BUT, for UL BPing on the PCT, I'd bring on a little button compass, something on a zipper-pull, or nothing at all. 90% of the time, I can tell north to 10-15 degrees from the sun, stars, and terrain, and in the remaining cloudy times, there's this well-traveled north-south trail to go by.

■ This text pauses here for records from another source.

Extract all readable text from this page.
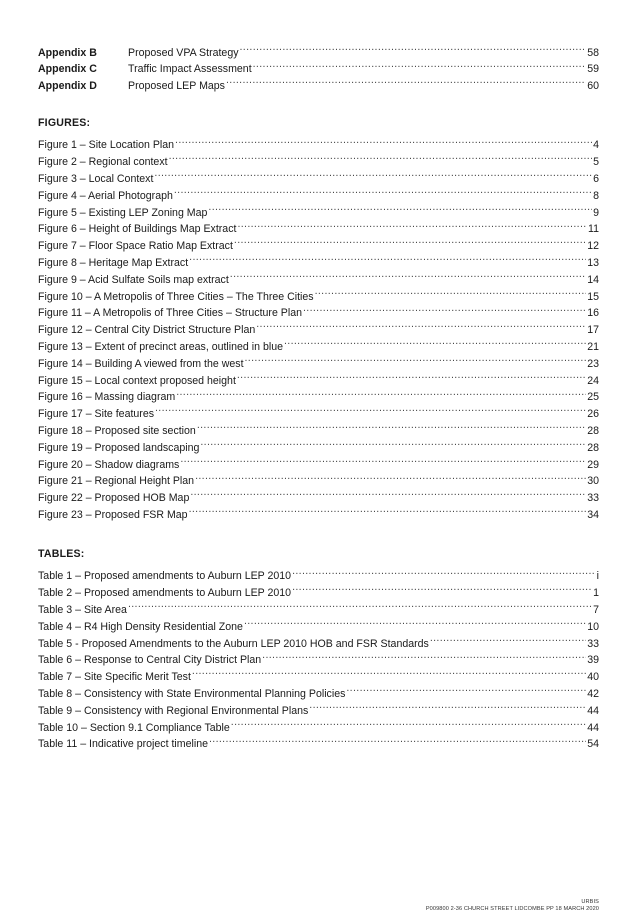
Appendix B	Proposed VPA Strategy .....	58
Appendix C	Traffic Impact Assessment .....	59
Appendix D	Proposed LEP Maps .....	60
FIGURES:
Figure 1 – Site Location Plan .....	4
Figure 2 – Regional context .....	5
Figure 3 – Local Context .....	6
Figure 4 – Aerial Photograph .....	8
Figure 5 – Existing LEP Zoning Map .....	9
Figure 6 – Height of Buildings Map Extract .....	11
Figure 7 – Floor Space Ratio Map Extract .....	12
Figure 8 – Heritage Map Extract .....	13
Figure 9 – Acid Sulfate Soils map extract .....	14
Figure 10 – A Metropolis of Three Cities – The Three Cities .....	15
Figure 11 – A Metropolis of Three Cities – Structure Plan .....	16
Figure 12 – Central City District Structure Plan .....	17
Figure 13 – Extent of precinct areas, outlined in blue .....	21
Figure 14 – Building A viewed from the west .....	23
Figure 15 – Local context proposed height .....	24
Figure 16 – Massing diagram .....	25
Figure 17 – Site features .....	26
Figure 18 – Proposed site section .....	28
Figure 19 – Proposed landscaping .....	28
Figure 20 – Shadow diagrams .....	29
Figure 21 – Regional Height Plan .....	30
Figure 22 – Proposed HOB Map .....	33
Figure 23 – Proposed FSR Map .....	34
TABLES:
Table 1 – Proposed amendments to Auburn LEP 2010 .....	i
Table 2 – Proposed amendments to Auburn LEP 2010 .....	1
Table 3 – Site Area .....	7
Table 4 – R4 High Density Residential Zone .....	10
Table 5 - Proposed Amendments to the Auburn LEP 2010 HOB and FSR Standards .....	33
Table 6 – Response to Central City District Plan .....	39
Table 7 – Site Specific Merit Test .....	40
Table 8 – Consistency with State Environmental Planning Policies .....	42
Table 9 – Consistency with Regional Environmental Plans .....	44
Table 10 – Section 9.1 Compliance Table .....	44
Table 11 – Indicative project timeline .....	54
URBIS
P009800 2-36 CHURCH STREET LIDCOMBE PP 18 MARCH 2020
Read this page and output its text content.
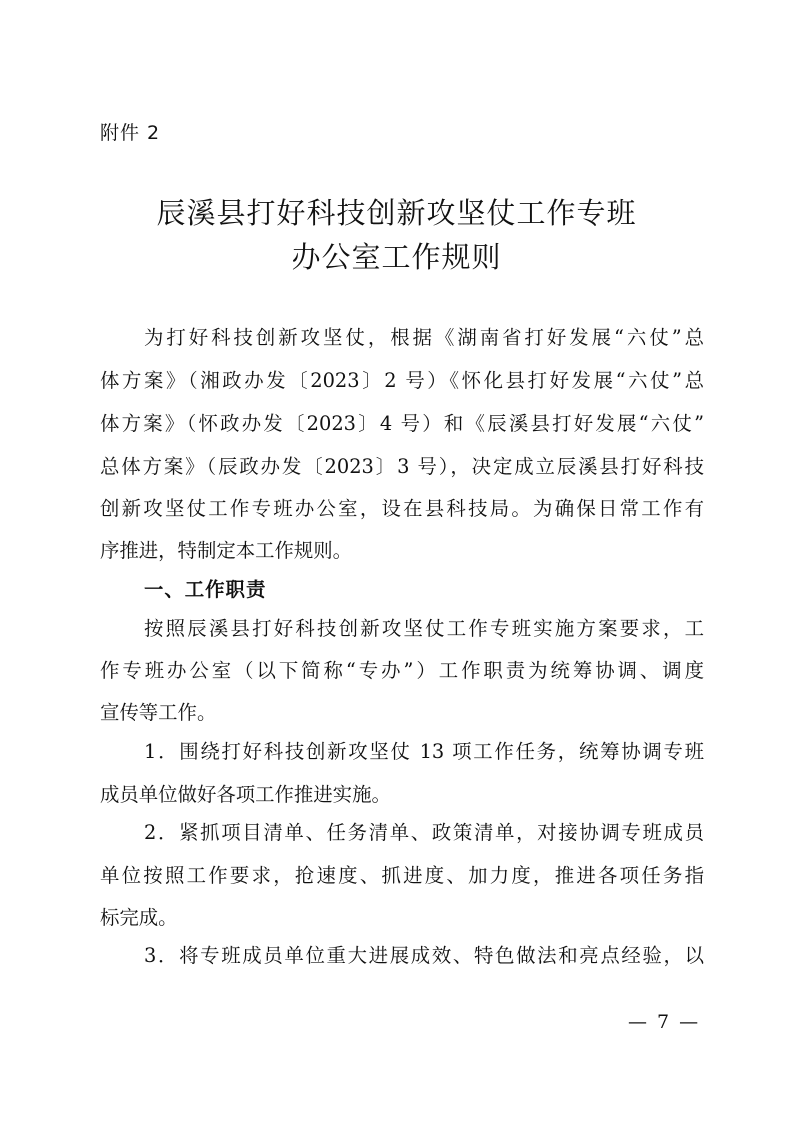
附件 2
辰溪县打好科技创新攻坚仗工作专班
办公室工作规则
为打好科技创新攻坚仗，根据《湖南省打好发展“六仗”总
体方案》（湘政办发〔2023〕2 号）《怀化县打好发展“六仗”总
体方案》（怀政办发〔2023〕4 号）和《辰溪县打好发展“六仗”
总体方案》（辰政办发〔2023〕3 号），决定成立辰溪县打好科技
创新攻坚仗工作专班办公室，设在县科技局。为确保日常工作有
序推进，特制定本工作规则。
一、工作职责
按照辰溪县打好科技创新攻坚仗工作专班实施方案要求，工
作专班办公室（以下简称“专办”）工作职责为统筹协调、调度
宣传等工作。
1．围绕打好科技创新攻坚仗 13 项工作任务，统筹协调专班
成员单位做好各项工作推进实施。
2．紧抓项目清单、任务清单、政策清单，对接协调专班成员
单位按照工作要求，抢速度、抓进度、加力度，推进各项任务指
标完成。
3．将专班成员单位重大进展成效、特色做法和亮点经验，以
— 7 —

For BPing with a little off trail, I'd go for the smallest, lightest mirrored compass in part because the mirror is useful for some self-assessment and first aid at times. Something like: http://www.thecompassstore.com/guideorange.html
For geocaching, cave surveying, relocating a fishing hole or butchered carcass, etc; I go with the most accurate small compass I've found, the $160, 108 gram Suunto KB-14 optical sighting compass:
http://www.thecompassstore.com/51kb14360r.html?productid=51kb14360r&channelid=FROOG&gclid=CP2058qfjLYCFSHZQgodoVgAmw
Not cheap, but I can read it, quickly and accurately, to 1/2 degree. The Suunto style is more accurate, lighter and a quarter the price of the $600 Brunton Pocket Transit that EVERY geologist I've ever worked with got for their summer field camp and now proudly owns the worlds most expensive shaving mirror.
Or in plastic by Suunto at $80, 39 grams.
Or a Harbin knock of the aluminum Suunto at $64.
I've never tried the optical Deruite at $38.50. I might get one to play with since I'm planning some scouting skills lessons with the kids (plus friends' kids) this summer.